En corollaire, le droit à la santé, défini par l’OMS comme un bien-être physique, mental et social des individus a été reconnu comme un droit fondamental de tout être humain.
Un programme ambitieux où s’inscrit la sexualité qui a pu enfin se dire et se vivre pour elle-même, hors du mariage et de la procréation. Le droit au plaisir, la réussite sexuelle se sont imposés comme composantes d’une santé épanouie.
C‘est pourquoi, pour tendre vers cet idéal, tout un chacun a été amené à prendre soin de soi, à se conformer à l’injonction sociale d’un corps performant, appréhendé comme un enjeu identitaire où s’inscrit notre destin.
L’entrée dans le 21° siècle confirme cet impératif.
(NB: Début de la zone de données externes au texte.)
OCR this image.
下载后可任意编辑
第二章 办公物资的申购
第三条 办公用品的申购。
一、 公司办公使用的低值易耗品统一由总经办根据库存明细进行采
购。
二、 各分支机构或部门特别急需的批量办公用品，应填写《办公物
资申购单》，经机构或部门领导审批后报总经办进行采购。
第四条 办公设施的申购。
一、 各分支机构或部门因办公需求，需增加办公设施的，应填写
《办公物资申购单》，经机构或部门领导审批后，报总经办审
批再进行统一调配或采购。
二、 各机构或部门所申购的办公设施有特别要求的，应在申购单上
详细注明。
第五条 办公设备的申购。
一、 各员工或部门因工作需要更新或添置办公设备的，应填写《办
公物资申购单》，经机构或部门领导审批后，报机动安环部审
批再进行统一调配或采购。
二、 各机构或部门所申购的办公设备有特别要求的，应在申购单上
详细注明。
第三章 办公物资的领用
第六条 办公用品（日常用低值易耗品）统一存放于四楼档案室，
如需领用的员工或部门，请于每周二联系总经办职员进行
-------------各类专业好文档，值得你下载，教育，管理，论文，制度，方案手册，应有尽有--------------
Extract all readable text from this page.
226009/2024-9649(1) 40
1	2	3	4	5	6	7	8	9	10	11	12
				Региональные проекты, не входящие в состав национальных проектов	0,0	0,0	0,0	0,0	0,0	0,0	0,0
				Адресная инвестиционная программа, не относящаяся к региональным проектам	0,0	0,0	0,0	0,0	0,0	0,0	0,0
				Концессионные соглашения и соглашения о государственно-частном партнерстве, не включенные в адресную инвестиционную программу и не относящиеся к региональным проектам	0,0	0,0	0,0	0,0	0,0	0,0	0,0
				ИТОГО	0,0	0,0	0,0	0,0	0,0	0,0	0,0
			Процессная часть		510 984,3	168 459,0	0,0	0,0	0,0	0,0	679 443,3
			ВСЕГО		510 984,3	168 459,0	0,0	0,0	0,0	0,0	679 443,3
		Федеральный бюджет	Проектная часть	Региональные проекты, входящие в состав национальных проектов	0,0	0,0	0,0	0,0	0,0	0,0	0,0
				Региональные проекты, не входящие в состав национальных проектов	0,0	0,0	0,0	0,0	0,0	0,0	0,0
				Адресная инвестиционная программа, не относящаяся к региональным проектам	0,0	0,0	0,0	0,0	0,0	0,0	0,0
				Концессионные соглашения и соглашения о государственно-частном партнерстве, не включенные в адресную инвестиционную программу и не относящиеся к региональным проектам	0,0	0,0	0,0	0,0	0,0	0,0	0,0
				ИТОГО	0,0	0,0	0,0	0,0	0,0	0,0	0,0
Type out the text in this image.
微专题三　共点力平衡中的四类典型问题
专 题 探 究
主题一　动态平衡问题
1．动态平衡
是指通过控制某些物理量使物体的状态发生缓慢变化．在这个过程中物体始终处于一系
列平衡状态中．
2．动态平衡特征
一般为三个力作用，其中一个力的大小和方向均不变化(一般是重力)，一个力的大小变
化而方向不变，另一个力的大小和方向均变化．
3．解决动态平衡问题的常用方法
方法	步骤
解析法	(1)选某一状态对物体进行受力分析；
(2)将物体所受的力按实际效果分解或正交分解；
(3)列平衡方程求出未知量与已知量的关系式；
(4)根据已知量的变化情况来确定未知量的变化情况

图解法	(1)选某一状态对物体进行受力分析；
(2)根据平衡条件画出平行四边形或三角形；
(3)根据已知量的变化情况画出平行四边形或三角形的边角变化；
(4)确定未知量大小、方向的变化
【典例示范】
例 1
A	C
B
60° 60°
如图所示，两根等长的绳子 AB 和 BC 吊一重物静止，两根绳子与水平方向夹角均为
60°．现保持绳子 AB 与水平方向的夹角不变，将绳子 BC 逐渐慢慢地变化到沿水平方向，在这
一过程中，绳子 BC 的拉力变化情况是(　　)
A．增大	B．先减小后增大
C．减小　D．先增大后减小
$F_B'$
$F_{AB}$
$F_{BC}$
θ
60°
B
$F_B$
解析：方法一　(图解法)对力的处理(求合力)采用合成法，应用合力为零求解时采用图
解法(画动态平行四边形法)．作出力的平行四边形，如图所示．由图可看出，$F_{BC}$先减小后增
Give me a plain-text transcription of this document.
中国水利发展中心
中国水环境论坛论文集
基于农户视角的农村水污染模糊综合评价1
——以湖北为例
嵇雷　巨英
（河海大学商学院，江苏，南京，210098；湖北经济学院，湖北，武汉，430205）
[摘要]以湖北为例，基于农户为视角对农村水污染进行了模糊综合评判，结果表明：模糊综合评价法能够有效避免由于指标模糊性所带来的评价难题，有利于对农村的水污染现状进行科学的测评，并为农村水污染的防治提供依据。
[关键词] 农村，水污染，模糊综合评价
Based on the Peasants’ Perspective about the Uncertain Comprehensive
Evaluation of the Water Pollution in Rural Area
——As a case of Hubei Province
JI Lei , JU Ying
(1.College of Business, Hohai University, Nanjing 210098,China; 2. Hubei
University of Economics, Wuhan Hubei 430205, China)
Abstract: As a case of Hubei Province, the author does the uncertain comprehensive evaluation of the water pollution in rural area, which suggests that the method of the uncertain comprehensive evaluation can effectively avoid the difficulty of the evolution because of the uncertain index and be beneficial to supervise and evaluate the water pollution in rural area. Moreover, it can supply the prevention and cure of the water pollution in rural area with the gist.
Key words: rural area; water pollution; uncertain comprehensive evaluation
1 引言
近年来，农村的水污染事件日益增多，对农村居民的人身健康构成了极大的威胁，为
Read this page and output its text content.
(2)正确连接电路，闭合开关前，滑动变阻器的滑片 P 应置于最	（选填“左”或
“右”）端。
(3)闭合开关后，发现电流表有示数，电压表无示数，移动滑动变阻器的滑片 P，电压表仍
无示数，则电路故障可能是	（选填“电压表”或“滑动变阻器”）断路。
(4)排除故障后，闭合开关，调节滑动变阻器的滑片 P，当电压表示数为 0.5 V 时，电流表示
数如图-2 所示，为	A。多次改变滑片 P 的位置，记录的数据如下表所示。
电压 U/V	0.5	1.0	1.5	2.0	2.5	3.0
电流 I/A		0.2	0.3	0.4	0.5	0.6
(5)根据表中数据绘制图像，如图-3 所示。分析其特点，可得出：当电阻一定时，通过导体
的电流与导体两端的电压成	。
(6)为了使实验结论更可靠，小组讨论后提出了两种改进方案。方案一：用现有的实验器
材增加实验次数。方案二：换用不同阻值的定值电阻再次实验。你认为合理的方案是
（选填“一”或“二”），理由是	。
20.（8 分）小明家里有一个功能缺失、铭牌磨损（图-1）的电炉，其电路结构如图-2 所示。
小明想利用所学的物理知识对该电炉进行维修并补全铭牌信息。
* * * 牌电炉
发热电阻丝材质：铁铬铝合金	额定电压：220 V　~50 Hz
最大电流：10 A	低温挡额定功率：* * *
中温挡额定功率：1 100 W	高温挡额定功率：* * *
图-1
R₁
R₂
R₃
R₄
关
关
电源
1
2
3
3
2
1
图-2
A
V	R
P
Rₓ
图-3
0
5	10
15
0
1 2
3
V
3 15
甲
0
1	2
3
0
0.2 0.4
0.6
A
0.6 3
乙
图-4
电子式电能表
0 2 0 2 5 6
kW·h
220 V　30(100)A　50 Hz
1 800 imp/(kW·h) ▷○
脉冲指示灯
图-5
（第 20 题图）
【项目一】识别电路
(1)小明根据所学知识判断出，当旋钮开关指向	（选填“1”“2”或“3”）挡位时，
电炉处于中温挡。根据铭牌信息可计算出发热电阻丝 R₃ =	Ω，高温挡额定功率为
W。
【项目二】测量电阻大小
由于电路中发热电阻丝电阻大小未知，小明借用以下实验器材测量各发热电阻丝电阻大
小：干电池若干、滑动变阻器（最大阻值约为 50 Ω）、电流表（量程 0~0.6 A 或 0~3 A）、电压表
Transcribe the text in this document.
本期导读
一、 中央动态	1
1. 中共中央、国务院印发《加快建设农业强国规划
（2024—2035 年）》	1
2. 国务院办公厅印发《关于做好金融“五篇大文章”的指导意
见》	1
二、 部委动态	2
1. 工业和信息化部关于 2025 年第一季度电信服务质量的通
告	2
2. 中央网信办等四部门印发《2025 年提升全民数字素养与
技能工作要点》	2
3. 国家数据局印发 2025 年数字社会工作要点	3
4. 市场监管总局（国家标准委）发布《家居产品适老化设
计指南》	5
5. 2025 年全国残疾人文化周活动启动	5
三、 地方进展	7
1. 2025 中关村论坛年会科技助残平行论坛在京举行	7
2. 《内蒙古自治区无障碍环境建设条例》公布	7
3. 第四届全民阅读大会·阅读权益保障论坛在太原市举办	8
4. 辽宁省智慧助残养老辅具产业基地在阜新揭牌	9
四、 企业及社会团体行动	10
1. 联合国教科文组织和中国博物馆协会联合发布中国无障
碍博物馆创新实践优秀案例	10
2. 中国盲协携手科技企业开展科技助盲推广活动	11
L’espérance de vie s’accroit et s’accompagne du désir de vivre dans un corps sain qui sera le plus longtemps possible performant, désirant et désirable.
Qu’en est- il de cette exigence quand le corps est atteint par la maladie ? Quand ce corps nous échappe, nous trahit…
Quand on souffre d’un cancer qui touche à notre intimité, à notre sexualité, comme celui de la prostate pour les hommes ?
Un cancer qui questionne l’identité masculine, leur sentiment de virilité, et la place occupée par la sexualité dans leur vie.
Au fond, c’est quoi, être un homme ?

Invités :
Benoit Olivier, comédien, metteur en scène, auteur d’un livre : « Journal d’une prostate de chambre ou le mythe de zi-ziphe »,
Damien Carnicelli, médecin hospitalier, chirurgien, spécialisé en urologie, andrologue et sexologue.